A package of tools for working with the tetrad java program for causal discovery from CMU

These details have not been verified by PyPI

Project links

License
- OSI Approved :: MIT License
Operating System
- OS Independent
Programming Language
- Python :: 3

Project description

fastcda

fastcda is a package for performing causal discovery analysis.

The primary driver of this project is to create a package that can be installed quickly with minimal friction, support multiple platforms (Linux, Windows, macOS) and have fast execution and the ability to handle large datasets efficiently. Consequently, the goal is to have the core causal search algorithms written in C with the other "glue" components written in Python.

During the initial phase, we use jpype to call methods in the Tetrad java program from Carnegie Mellon University (https://github.com/cmu-phil/tetrad). This will also facilitate comparison between algorithms.

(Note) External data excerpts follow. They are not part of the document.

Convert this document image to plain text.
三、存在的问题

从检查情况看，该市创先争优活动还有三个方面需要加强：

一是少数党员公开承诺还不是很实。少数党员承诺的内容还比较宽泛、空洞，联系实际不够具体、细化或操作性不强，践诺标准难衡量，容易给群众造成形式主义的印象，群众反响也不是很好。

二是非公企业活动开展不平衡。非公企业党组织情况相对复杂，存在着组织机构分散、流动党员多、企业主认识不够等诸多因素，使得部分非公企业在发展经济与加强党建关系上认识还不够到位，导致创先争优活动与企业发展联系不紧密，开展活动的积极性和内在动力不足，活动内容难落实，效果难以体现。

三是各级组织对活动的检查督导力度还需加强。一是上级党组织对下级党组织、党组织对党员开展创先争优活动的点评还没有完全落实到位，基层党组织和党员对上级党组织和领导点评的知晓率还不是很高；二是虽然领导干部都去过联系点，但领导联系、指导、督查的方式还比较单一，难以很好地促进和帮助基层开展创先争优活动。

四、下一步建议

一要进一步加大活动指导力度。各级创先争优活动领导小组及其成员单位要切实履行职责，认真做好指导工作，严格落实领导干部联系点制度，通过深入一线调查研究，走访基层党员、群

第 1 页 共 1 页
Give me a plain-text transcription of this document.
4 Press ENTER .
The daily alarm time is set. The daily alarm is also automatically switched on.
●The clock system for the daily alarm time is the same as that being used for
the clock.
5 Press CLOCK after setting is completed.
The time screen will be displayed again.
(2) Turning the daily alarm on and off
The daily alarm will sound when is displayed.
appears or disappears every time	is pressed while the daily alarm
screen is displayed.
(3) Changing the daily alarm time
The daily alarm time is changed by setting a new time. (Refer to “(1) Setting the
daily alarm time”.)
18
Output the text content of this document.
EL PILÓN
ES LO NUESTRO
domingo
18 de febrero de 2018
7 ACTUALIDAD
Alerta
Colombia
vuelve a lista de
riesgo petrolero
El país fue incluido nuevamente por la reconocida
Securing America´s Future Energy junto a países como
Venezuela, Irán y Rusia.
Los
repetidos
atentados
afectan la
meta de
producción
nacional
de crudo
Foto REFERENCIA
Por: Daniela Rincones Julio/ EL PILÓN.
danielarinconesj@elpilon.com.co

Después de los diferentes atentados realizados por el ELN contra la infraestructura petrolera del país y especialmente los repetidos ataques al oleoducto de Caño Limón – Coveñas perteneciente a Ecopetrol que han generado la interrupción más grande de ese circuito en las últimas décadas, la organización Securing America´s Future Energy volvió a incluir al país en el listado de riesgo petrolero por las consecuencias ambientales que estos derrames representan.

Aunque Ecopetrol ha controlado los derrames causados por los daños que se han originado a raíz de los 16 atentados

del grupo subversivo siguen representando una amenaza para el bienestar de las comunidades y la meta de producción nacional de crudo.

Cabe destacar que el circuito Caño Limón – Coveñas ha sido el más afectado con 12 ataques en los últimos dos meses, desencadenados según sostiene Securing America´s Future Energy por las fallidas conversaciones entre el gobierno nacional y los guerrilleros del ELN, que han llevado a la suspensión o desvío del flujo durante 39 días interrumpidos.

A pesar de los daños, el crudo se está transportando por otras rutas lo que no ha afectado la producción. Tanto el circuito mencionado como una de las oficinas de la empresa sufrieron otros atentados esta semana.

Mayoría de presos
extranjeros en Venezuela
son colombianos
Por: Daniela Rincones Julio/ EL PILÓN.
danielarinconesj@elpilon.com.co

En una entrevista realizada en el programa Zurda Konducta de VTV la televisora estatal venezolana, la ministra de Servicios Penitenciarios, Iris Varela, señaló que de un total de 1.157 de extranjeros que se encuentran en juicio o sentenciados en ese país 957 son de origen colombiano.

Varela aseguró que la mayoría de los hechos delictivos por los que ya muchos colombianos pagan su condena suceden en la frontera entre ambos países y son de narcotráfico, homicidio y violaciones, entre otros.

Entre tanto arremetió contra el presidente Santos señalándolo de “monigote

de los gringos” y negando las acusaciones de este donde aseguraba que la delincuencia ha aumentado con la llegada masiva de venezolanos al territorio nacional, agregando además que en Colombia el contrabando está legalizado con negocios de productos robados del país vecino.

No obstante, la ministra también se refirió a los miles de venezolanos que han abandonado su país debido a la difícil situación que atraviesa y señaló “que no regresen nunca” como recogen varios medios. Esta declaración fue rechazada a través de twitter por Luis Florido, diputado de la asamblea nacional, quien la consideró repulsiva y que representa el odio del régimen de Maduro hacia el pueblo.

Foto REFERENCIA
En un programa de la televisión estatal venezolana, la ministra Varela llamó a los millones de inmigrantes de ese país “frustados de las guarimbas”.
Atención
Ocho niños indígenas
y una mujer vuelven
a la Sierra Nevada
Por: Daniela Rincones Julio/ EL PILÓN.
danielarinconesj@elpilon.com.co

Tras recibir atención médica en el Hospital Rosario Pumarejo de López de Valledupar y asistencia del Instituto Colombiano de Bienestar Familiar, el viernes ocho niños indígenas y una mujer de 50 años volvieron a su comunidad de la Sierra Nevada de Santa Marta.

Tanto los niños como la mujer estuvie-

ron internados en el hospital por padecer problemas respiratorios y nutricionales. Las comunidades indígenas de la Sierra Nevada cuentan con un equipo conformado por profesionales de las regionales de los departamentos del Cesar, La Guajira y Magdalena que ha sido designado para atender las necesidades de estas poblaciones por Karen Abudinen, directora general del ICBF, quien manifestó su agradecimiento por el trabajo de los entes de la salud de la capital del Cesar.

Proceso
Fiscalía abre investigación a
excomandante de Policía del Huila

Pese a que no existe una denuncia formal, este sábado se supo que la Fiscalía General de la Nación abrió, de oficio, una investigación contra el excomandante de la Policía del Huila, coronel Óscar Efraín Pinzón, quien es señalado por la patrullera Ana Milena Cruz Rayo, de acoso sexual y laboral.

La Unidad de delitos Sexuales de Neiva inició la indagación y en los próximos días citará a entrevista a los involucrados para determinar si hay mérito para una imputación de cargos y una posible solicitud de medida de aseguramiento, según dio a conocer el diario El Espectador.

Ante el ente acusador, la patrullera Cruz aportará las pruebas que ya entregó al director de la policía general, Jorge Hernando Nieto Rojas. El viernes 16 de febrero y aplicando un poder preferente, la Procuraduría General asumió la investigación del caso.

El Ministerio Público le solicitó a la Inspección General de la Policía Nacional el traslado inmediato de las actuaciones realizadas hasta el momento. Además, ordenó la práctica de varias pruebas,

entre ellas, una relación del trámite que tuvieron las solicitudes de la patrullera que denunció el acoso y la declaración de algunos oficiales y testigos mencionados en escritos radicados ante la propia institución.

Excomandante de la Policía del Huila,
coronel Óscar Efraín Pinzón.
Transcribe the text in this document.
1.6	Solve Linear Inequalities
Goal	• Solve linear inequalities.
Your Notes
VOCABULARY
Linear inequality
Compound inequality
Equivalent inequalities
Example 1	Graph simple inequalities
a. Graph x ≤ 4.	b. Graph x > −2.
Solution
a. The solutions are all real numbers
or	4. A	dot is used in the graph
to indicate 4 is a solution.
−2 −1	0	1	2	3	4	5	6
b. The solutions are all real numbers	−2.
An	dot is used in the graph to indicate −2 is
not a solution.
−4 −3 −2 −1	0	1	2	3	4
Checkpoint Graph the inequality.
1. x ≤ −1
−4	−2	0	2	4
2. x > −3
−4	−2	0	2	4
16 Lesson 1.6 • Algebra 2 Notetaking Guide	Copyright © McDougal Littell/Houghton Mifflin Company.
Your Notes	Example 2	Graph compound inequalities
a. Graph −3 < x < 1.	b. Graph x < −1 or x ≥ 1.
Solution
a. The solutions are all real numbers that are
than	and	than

The default Tetrad version being used in 7.6.3. This corresponds to causal_cmd 1.12.0.

The code has been designed and tested to run on Windows11, macOS Sequoia and Ubuntu 24.04. It should run on other versions of these platforms.

For a simple sample usage example, try out the fastcda_demo_short.ipynb file in the github repository. This will run nicely within vscode.

Usage

1. Preliminaries

To use Tetrad, you will need a Java JDK 17 or higher version. We recommend JDK 21, which is the latest Long-Term Support (LTS) release of the Java SE Platform. It can be downloaded from here: https://www.oracle.com/java/technologies/downloads/#java21

You will also need the graphviz package which can be downloaded from here: https://graphviz.org/download/

On initialization, FastCDA will check that it can find the needed java version and the graphviz dot program. If it is unable to find the necessary programs, it will complain and exit.

If you have installed the java and graphviz in non standard locations, you can use a yaml configuration file to specify the locations.

For linux/macos, the configuration file should be in the home directory, e.g. ~/.fastcda.yaml.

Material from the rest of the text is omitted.